Released 1988: The Commodore PC20-III is a home/business desktop computer in the range of Commodore International’s IBM PC compatible line. PC-10-III and 20-III were re-designed Commodore PCs with smaller casing, more compact mainboard with many built-in features. Mainboard has onboard video that features the Paradise PVC4 which functions pretty much just like an ATI small wonder CGA card and can output MDA, Hercules, CGA and special Plantronics modes (not much software supported it). It also has onboard serial- and parallell ports, floppy disk controller, hard disk controller, RTC (real time clock), and a special mouse port for using an Amiga compatible mouse like the Commodore 1352.
CPU frequency is adjustable for maximum software compatibility, 4.77 MHz (standard), 7.16 MHz (turbo), 9.54 MHz (double). It has full 640kB of RAM which is the maximum on an XT with 8088 CPU. PC20-III has a 20MB hard disk. Hard disks used a new interface called XTA (XT Attachment) which was a predecessor of IDE.
- Type: Personal computer
- Manufacturer: Commodore
- Released: 1988
- OS: Commodore MS-DOS 3.2
- CPU: Intel 8088 @ 9.54 MHz (adjustable 4.77, 7.16 or 9.54 MHz)
- Memory: 640 KB RAM
- Graphics: MDA, Hercules, CGA (config by DIP switches)
- Audio: PC speaker (1 bit)
- Internal storage: 20 MB XTA HDD (PC20-III)
- Removable storage: 360KB 5.25″ FFD
- FPU: Optional 8087
- Expansion slots: 3 x ISA-8
- Predecessor: Commodore CBM II-series, Commodore PC-5, PC20-II
- Successor: Commodore PC30/PC40-III
Background history: In 1984 Commodore signed a deal with Intel to second source manufacture the Intel 8088 CPU used in the IBM PC. Commodore also abandoned their own business line of Computers, the CBM-II series in 1984. The CBM-II line in turn was released only two years earlier, in 1982 to replace the CBM/PET-series. The CBM-II series was made with an expansion port to expand with an optional Intel 8088 CPU card to run MS-DOS 2.1. The Intel 8088 CPU card for CBM-II Series was never officially released or sold by Commodore, but working units produced by Commodore exist today.
Incompatible with their own Commodore 64/128 and Amiga architectures, they were generally regarded as good, serviceable workhorses with nothing special, but the established Commodore name was seen as a competitive asset. I personally remember Commodore PC clones being used in offices in the company where I worked during school vocations, so they were pretty common. Commodore became the third largest distributor of PC compatibles here in Norway, in addition to their other very successful lines of computers like the Commodore 64/128 and Amiga-family.
My Commodore PC20-III
This Commodore PC looked cosmetical like new from the outside.
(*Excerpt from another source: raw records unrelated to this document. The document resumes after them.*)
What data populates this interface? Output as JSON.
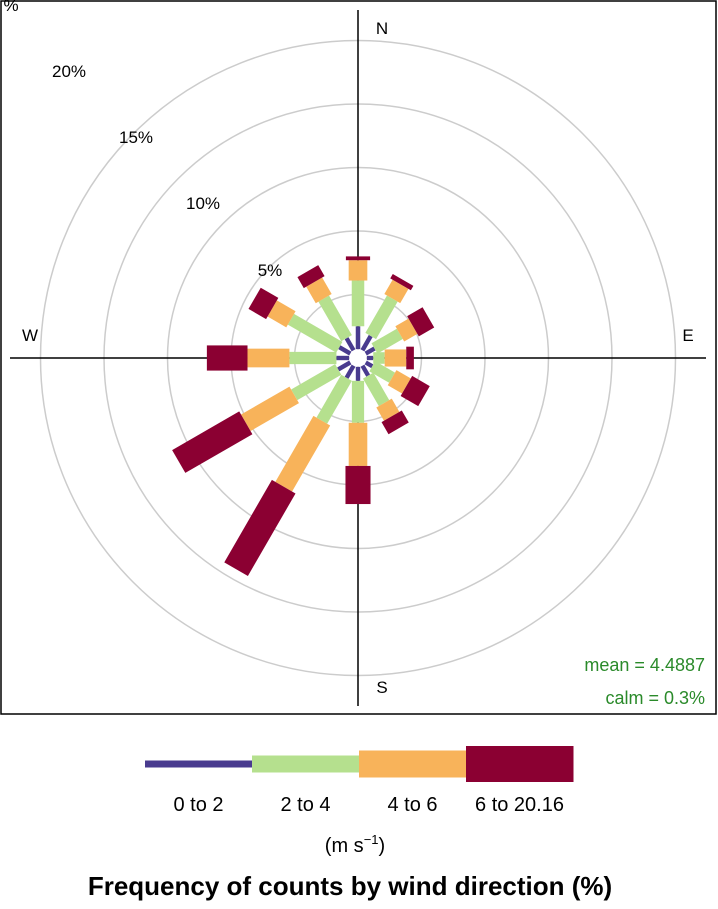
{
  "chart_data": {
    "type": "windrose",
    "title": "Frequency of counts by wind direction (%)",
    "directions": [
      0,
      30,
      60,
      90,
      120,
      150,
      180,
      210,
      240,
      270,
      300,
      330
    ],
    "compass": [
      "N",
      "E",
      "S",
      "W"
    ],
    "radial_tick_labels": [
      "5%",
      "10%",
      "15%",
      "20%",
      "%"
    ],
    "radial_ticks": [
      5,
      10,
      15,
      20,
      25
    ],
    "radial_max": 25,
    "calm_radius_pct": 0.7,
    "series": [
      {
        "name": "0 to 2",
        "color": "#493b8f",
        "values": [
          1.8,
          1.3,
          0.8,
          0.5,
          0.6,
          0.9,
          1.1,
          1.1,
          1.1,
          1.0,
          1.0,
          1.1
        ]
      },
      {
        "name": "2 to 4",
        "color": "#b5e08e",
        "values": [
          3.6,
          3.4,
          2.3,
          0.9,
          1.8,
          2.5,
          3.3,
          3.9,
          4.0,
          3.7,
          4.4,
          3.6
        ]
      },
      {
        "name": "4 to 6",
        "color": "#f8b35a",
        "values": [
          1.6,
          1.3,
          1.2,
          1.7,
          1.3,
          1.2,
          3.4,
          6.0,
          4.4,
          3.3,
          1.7,
          1.5
        ]
      },
      {
        "name": "6 to 20.16",
        "color": "#8b0032",
        "values": [
          0.3,
          0.4,
          1.4,
          0.6,
          1.6,
          1.1,
          3.0,
          7.5,
          6.1,
          3.2,
          1.6,
          1.0
        ]
      }
    ],
    "legend_units": "(m s",
    "legend_units_exp": "−1",
    "legend_units_end": ")",
    "stats": {
      "mean": "mean = 4.4887",
      "calm": "calm = 0.3%"
    },
    "colors": {
      "grid": "#cccccc",
      "axis": "#000000",
      "stats": "#2a8a2a"
    }
  }
}
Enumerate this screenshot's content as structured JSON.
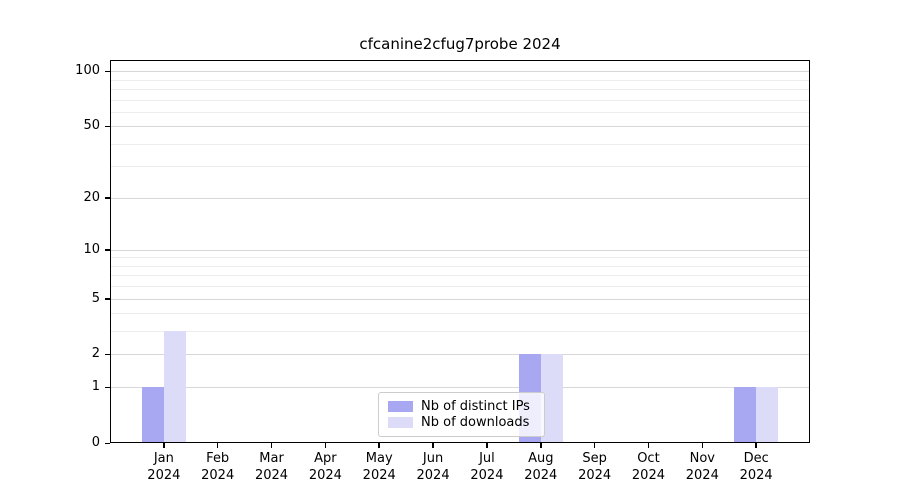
{
  "chart_data": {
    "type": "bar",
    "title": "cfcanine2cfug7probe 2024",
    "categories": [
      "Jan",
      "Feb",
      "Mar",
      "Apr",
      "May",
      "Jun",
      "Jul",
      "Aug",
      "Sep",
      "Oct",
      "Nov",
      "Dec"
    ],
    "x_tick_second_line": "2024",
    "series": [
      {
        "name": "Nb of distinct IPs",
        "color": "#a8a8f2",
        "values": [
          1,
          0,
          0,
          0,
          0,
          0,
          0,
          2,
          0,
          0,
          0,
          1
        ]
      },
      {
        "name": "Nb of downloads",
        "color": "#dcdcf9",
        "values": [
          3,
          0,
          0,
          0,
          0,
          0,
          0,
          2,
          0,
          0,
          0,
          1
        ]
      }
    ],
    "yscale": "log1p",
    "ylim": [
      0,
      115
    ],
    "y_major_ticks": [
      0,
      1,
      2,
      5,
      10,
      20,
      50,
      100
    ],
    "y_minor_ticks": [
      3,
      4,
      6,
      7,
      8,
      9,
      30,
      40,
      60,
      70,
      80,
      90
    ],
    "grid": true,
    "legend_position": "lower center",
    "xlabel": "",
    "ylabel": ""
  },
  "colors": {
    "major_grid": "#d8d8d8",
    "minor_grid": "#ededed",
    "spine": "#000000",
    "background": "#ffffff",
    "legend_border": "#cccccc"
  }
}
But when I turned it on, the display was scrambled. I took it apart and discovered it had a leaking RTC battery which had damaged some traces on the mainboard.
- Removed leaking RTC battery and cleaned ‘greenish’ battery residents from mainboard
- Repaired damaged traces and VIA by soldering jump wires.
- Replaced two resistors due to battery leak residents.
- Mounted a ‘coin cell’ type battery holder with a diode to prevent charging a non-chargeable battery. Used leads soldered on to the main board so the battery could be placed in a position which are easy reachable when battery needs to be replaced.